It is clinically appropriate to offer endocrine therapy alone to patients with node-negative disease when the recurrence score is below 11.
—Clifford Hudis, MD
Clifford Hudis, MD, Chief of the Breast Medicine Service at Memorial Sloan Kettering Cancer Center, New York, said the findings suggest there is essentially no meaningful benefit from chemotherapy in the recurrence score low-risk subset.
“It is clinically appropriate to offer endocrine therapy alone to patients with node-negative disease when the recurrence score is below 11,” he said as a discussant of the trials results presented at the Presidential Session of the 2015 European Cancer Congress.
However, in his editorial in The New England Journal of Medicine, he suggested the results are “both reassuring and frustrating” and questioned whether clinicians might be confused by the modification of the risk scoring in the study.1 “For the many physicians already using the test, the gap between this [low-risk] cutoff point of 10 and the higher ‘standard’ cutoff point of 18 may be a concern,” Dr. Hudis said.
Conflicting Guides to Treatment
“There will be two conflicting guides to their treatment that need to be reconciled: the cutoff point used in this trial and the previously available cutoff point that is associated with the commercial test,” he explained.
Dr. Hudis added that risk (ie, prognosis) is related to both biology and anatomic presentation and that risk reductions are related to anatomic presentation, but only within appropriately identified and responsive biologic subsets, according to the results.

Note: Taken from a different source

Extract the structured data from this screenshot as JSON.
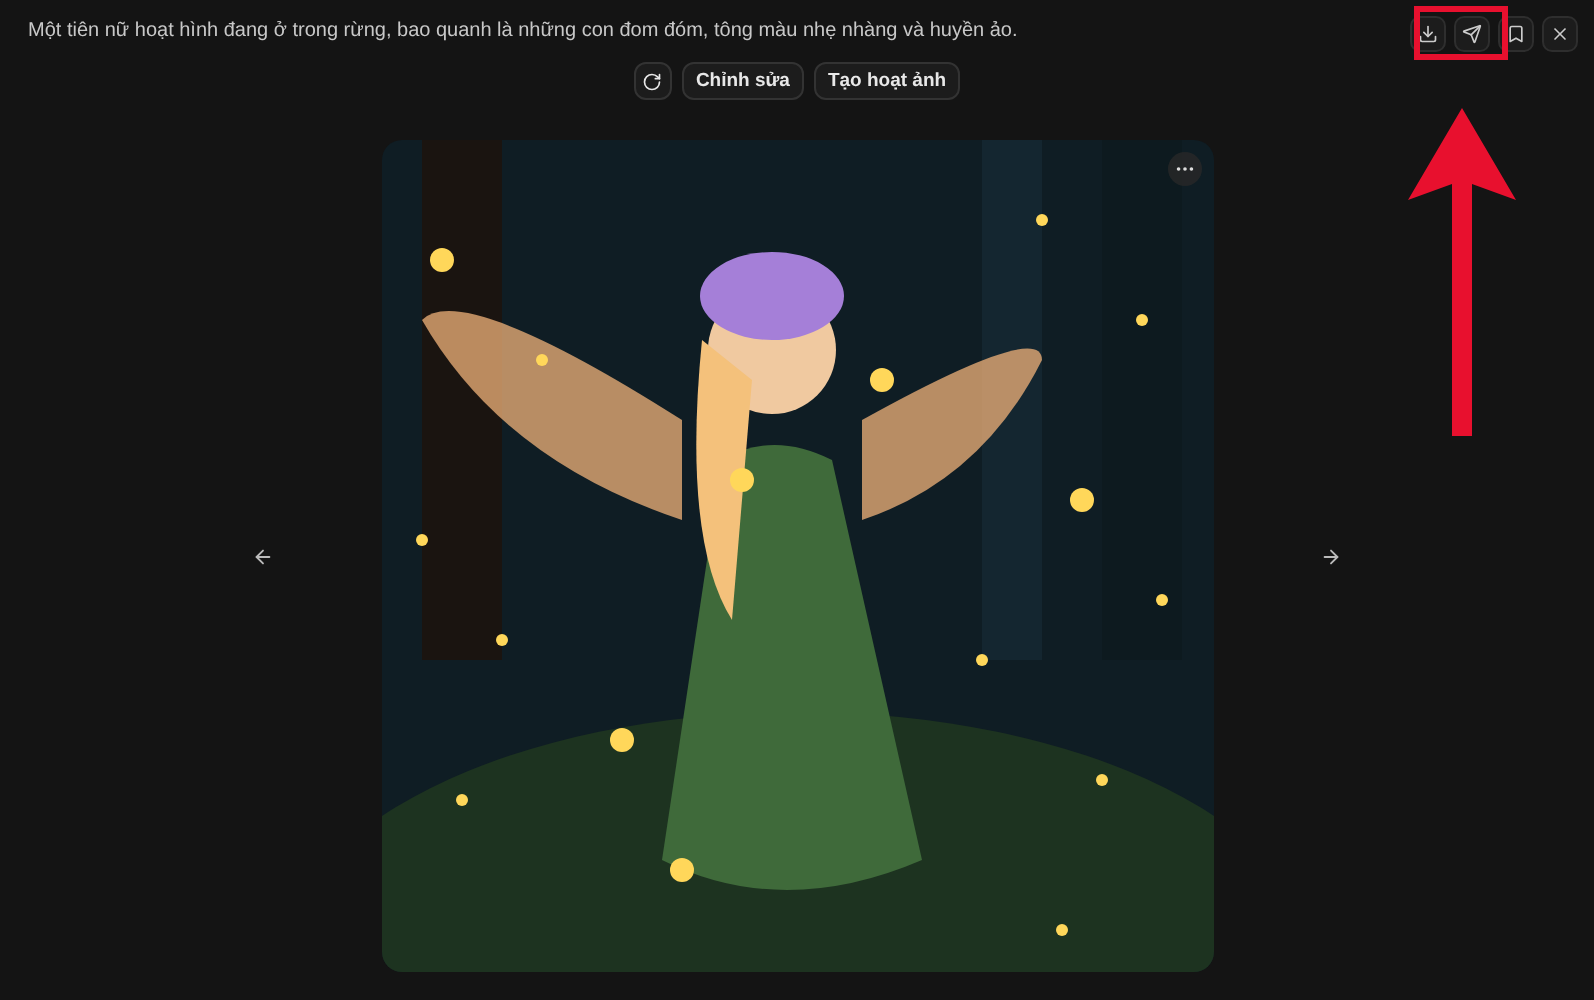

“The prediction of the benefit of chemotherapy remains to be validated,” he continued. “The key TAILORx result still pends: Does chemotherapy add for scores of 11–25? But, if it does, was 11 the right cut point? And what do we do about patients in the 11–18 range, given the commercial reports?” Efforts to answer these questions, he said, are part of the “many steps needed in the march to precision.” ■
Disclosure: Dr. Hudis reported no potential conflicts of interest.
1. Hudis CA: Biology before anatomy in early breast cancer: Precisely the point. Editorial. N Engl J Med. September 28, 2015 (early release online).